The HDP also faces other systematic legal repression and criminalization such as the trial seeking over 10,000 years’ jail time against HDP members who protested against ISIS’ deadly attacks on the Kurds, and the removal from power of 59 out of 65 democratically-elected HDP mayors. Moreover, the HDP filed a request earlier this year to postpone the final court date for a decision on the closure case until after the elections expected for May or June 2023. This was rejected by the court. As a consequence, on 5 January 2022 – around six months before the expected election date – the Constitutional Court froze the HDP’s bank accounts and blocked its share of public funds for the electoral campaign. On March 9, the Constitutional Court overturned the block of the People’s Democratic Party (HDP) accounts where the treasury aid is transferred.

European Representative of the HDP, Devriş Çimen, said: “The judicial release of the accounts to which the state funds are transferred is positive, but it is not a sufficient step. This is the right of the HDP, as well as the right of all other parties. The same applies to the HDP’s participation in politics and thus in the elections. Political machinations, repression, the gutting of our communities, the imprisonment of thousands of our members, blocking of our accounts, etc. are only some elements of the systematic policy  of an authoritarian regime that wants to deprive the HDP, as an important opponent, of the possibility of political participation. The HDP will resist this. For this resistance, it needs solidarity and support. Therefore, all those who stand in defence of democracy, human rights and freedom are called upon to show solidarity with HDP.”

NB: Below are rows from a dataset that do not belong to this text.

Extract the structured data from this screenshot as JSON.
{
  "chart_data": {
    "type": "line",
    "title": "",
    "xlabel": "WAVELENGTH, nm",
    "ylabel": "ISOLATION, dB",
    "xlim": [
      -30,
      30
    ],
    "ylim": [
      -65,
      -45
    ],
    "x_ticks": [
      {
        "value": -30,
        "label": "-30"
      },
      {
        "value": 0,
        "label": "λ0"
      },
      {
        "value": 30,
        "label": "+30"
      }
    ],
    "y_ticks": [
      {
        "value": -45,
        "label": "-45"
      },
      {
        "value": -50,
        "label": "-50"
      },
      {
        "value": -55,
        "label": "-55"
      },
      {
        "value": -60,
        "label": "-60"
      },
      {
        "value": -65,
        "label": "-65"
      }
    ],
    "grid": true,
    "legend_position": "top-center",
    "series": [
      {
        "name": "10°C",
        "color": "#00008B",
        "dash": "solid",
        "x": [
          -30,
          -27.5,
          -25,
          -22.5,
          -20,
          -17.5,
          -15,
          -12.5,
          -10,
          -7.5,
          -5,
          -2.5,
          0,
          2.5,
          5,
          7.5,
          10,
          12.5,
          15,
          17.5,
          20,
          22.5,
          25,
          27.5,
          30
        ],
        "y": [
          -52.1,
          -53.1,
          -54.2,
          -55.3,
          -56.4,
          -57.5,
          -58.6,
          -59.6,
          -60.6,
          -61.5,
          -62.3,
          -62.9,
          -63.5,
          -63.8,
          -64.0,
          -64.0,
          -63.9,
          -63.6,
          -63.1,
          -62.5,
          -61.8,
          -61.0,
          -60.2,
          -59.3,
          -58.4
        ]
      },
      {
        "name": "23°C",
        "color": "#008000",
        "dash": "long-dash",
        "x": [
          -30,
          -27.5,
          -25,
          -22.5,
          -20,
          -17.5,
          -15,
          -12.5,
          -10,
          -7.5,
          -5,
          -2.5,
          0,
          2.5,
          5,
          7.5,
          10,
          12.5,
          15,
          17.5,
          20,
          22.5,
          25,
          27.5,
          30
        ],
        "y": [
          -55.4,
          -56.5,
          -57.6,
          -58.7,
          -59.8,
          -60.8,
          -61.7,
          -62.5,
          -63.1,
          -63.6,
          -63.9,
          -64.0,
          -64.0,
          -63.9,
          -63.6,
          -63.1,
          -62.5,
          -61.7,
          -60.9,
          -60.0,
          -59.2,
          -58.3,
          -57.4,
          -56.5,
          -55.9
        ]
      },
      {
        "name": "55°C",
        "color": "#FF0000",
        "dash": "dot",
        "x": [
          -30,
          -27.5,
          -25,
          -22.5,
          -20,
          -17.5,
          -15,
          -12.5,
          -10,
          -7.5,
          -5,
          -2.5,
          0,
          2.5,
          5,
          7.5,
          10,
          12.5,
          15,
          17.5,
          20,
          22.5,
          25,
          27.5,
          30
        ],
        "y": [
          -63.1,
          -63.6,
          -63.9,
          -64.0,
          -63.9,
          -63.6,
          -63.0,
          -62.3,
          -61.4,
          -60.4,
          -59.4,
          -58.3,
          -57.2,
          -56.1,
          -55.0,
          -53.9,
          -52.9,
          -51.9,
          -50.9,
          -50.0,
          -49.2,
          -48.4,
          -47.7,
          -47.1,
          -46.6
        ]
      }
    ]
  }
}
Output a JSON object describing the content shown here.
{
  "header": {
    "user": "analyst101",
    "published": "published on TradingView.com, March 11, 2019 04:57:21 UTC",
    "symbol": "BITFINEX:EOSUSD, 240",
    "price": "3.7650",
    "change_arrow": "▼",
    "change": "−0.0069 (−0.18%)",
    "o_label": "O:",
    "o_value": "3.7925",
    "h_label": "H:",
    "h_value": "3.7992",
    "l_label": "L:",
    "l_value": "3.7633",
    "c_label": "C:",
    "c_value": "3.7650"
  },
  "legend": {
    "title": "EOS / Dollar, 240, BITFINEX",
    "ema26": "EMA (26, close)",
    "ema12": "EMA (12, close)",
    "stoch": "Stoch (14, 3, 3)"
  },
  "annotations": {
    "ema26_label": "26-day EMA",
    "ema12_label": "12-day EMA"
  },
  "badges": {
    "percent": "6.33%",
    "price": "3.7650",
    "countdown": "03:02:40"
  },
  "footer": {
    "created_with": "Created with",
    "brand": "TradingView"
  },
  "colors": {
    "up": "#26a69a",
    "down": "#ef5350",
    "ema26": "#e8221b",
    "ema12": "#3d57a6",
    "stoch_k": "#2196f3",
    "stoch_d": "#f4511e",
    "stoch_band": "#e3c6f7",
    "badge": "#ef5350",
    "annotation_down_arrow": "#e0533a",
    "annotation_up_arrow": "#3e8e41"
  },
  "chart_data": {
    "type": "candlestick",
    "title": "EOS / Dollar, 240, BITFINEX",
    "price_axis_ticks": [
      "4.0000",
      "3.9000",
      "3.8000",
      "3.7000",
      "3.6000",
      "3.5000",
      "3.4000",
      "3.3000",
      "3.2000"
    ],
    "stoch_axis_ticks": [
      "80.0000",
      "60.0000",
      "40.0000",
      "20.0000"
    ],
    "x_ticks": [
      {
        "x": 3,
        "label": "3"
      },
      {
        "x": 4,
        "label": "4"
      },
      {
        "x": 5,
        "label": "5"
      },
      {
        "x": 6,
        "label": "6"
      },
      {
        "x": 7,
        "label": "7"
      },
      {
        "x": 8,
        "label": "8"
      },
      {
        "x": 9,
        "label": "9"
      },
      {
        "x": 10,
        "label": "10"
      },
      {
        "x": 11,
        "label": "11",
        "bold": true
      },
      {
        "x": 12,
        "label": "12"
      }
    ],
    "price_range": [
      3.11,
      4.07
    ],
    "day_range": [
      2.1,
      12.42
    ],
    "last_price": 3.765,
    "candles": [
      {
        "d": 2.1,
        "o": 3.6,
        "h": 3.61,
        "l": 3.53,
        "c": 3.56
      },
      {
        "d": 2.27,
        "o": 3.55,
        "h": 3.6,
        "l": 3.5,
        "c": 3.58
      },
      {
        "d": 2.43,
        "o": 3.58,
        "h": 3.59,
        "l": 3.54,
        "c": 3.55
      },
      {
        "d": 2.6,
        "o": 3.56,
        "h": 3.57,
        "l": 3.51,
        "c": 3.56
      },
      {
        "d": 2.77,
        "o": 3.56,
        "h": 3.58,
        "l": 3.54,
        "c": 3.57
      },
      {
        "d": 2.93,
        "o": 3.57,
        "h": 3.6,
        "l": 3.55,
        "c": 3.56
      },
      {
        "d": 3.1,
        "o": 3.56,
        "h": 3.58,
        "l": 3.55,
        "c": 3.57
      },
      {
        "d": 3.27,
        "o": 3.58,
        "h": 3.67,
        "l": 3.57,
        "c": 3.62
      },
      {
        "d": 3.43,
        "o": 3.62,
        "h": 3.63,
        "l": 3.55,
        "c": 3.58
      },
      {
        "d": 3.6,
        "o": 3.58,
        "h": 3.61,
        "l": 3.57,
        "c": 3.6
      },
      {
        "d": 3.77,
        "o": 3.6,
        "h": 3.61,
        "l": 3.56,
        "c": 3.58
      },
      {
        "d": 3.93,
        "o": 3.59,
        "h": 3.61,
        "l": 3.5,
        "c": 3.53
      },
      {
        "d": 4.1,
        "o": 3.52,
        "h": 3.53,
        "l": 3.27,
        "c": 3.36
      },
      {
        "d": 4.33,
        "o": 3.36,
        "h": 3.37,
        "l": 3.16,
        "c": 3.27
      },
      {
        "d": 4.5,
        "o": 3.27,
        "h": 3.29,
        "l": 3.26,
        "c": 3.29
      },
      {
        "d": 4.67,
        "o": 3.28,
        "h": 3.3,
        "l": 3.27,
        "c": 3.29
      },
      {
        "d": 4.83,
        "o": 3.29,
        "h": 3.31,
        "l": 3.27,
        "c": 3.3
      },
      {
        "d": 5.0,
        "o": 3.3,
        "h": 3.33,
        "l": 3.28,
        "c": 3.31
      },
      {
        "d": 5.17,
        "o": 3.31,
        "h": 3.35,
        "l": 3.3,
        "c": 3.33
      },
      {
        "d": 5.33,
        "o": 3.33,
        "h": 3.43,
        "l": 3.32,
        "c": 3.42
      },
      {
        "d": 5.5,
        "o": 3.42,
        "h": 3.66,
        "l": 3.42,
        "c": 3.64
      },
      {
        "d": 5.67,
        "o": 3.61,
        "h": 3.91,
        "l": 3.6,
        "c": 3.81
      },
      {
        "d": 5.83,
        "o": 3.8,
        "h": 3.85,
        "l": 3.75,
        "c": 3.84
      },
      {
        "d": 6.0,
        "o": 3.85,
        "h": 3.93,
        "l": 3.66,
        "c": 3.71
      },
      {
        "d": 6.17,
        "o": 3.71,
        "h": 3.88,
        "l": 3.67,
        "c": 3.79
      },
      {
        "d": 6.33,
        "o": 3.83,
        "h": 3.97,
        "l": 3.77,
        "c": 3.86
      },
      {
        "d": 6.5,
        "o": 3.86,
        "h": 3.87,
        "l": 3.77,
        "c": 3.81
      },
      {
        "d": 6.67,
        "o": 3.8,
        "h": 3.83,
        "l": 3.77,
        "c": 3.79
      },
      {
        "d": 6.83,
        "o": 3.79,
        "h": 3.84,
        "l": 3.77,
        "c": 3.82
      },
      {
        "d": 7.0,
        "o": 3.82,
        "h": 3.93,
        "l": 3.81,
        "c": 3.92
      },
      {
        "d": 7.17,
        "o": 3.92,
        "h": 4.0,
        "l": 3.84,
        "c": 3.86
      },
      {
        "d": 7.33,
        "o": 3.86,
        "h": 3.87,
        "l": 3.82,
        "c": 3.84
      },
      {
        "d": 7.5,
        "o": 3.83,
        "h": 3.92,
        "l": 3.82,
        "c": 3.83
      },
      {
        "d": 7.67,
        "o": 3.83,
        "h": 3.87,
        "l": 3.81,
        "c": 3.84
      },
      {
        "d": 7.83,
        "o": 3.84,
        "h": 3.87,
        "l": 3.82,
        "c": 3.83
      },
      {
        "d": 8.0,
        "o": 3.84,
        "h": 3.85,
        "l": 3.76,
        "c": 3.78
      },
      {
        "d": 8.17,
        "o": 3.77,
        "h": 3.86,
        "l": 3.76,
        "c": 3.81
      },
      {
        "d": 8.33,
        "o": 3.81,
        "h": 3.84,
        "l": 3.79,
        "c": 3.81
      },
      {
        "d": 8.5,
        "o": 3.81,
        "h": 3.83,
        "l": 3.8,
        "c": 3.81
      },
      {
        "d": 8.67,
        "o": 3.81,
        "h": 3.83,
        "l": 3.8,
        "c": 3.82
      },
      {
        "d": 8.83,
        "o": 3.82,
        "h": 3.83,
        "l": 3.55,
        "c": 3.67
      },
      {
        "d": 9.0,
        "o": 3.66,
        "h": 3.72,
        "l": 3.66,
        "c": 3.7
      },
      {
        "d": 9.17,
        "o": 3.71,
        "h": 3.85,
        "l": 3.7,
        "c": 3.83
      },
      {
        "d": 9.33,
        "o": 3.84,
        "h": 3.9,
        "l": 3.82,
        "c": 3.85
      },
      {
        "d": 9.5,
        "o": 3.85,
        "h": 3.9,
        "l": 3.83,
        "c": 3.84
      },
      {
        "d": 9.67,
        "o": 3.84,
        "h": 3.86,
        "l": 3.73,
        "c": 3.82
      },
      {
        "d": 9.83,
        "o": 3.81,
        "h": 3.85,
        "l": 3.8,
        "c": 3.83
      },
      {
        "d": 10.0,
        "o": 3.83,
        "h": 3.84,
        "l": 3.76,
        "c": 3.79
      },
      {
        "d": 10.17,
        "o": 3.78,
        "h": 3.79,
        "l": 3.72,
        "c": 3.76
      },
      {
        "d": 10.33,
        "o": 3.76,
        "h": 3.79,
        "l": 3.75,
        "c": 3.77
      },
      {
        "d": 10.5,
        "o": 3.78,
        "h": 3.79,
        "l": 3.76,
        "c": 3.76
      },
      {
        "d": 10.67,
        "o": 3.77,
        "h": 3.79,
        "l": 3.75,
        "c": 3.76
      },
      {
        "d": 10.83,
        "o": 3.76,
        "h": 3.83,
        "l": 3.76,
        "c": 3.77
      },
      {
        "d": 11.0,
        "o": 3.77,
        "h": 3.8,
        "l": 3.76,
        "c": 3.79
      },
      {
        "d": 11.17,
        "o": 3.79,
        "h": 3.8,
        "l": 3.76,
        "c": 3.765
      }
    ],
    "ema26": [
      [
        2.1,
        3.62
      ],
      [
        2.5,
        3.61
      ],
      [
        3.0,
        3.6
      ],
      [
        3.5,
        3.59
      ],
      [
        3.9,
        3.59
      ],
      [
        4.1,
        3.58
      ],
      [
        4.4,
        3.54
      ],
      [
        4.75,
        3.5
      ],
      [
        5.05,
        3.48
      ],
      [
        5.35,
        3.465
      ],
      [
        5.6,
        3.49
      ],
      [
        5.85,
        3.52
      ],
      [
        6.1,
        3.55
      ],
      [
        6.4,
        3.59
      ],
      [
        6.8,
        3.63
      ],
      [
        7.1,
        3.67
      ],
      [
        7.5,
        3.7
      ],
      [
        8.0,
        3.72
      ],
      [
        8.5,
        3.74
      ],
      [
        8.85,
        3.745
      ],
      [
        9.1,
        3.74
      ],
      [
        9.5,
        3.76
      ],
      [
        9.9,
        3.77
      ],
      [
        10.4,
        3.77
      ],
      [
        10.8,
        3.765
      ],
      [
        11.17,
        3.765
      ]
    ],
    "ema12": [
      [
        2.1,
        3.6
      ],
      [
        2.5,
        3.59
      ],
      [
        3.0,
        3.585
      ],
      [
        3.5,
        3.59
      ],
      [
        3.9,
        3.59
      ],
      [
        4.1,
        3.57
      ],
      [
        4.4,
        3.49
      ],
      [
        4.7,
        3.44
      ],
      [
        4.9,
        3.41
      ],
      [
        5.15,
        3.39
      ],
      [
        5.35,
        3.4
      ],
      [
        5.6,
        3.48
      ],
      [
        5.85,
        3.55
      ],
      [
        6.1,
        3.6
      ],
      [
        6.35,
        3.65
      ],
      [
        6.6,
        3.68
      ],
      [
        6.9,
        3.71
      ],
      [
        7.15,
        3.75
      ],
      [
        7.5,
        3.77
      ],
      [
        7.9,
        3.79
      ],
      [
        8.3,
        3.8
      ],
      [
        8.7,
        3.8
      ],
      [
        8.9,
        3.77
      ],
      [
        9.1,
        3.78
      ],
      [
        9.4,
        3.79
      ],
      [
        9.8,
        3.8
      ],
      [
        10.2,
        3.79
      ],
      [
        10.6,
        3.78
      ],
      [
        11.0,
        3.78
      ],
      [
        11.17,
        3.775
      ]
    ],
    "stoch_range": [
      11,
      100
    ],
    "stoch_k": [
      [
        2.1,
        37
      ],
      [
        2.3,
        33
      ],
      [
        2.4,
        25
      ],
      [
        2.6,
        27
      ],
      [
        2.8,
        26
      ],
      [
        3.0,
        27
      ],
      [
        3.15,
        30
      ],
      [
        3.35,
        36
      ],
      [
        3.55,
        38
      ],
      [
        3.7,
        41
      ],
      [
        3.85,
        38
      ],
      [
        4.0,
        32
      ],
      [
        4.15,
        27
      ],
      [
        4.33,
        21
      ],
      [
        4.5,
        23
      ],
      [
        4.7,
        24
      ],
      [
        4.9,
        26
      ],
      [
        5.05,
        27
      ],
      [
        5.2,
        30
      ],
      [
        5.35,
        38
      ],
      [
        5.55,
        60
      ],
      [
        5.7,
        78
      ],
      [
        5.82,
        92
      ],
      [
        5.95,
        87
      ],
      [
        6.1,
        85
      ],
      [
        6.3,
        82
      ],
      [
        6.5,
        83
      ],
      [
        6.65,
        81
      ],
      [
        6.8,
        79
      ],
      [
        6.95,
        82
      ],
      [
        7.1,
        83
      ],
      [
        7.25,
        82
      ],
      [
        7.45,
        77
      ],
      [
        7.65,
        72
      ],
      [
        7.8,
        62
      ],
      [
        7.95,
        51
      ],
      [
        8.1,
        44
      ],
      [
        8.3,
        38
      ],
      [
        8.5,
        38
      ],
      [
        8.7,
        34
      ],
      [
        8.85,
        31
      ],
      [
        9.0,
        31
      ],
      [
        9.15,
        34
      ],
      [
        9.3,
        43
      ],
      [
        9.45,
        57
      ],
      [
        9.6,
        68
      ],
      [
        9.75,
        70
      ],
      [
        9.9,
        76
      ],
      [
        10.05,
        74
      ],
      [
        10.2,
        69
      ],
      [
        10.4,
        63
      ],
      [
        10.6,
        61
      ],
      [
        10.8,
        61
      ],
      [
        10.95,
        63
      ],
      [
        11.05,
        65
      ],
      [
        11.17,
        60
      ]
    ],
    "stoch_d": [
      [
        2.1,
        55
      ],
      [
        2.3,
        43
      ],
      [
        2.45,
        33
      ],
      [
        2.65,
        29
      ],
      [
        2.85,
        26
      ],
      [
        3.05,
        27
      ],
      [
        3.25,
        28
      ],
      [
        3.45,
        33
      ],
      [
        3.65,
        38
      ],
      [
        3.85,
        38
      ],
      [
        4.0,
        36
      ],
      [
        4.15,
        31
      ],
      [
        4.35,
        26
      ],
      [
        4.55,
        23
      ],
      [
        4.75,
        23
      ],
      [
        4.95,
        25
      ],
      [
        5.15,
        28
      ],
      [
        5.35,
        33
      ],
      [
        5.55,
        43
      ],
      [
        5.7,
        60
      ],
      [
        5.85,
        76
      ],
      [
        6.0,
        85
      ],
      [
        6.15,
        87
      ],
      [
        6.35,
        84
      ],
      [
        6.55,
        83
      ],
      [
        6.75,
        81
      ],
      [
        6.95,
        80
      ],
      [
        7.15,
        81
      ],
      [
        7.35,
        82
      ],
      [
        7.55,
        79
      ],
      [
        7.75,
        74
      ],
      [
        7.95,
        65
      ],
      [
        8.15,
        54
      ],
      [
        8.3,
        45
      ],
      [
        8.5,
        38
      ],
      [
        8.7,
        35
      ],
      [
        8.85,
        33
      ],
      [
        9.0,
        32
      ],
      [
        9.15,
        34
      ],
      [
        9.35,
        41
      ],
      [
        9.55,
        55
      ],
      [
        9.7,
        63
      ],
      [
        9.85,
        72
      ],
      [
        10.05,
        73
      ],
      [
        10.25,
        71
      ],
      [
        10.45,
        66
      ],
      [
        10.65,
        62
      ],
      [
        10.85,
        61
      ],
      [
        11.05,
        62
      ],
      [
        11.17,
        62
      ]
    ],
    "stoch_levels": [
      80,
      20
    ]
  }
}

Call for solidarity with the HDP on 13 March

To counter Erdoğan’s political calculations and efforts to disrupt the fundamental role HDP should play in the Turkish elections, the HDP should be supported internationally. Therefore, the European representation of the HDP is calling for an international campaign led by political parties and politicians on 13 March, to oppose Erdoğan’s anti-democratic course and to show solidarity with the HDP. This date was symbolically chosen, as an opportunity to show solidarity with the HDP one day before the announced date for the co-presidents’ defence. Despite the fact that the court’s recent decision moved the date forward from 14 March to 11 April, 13 March remains a day of international solidarity with HDP.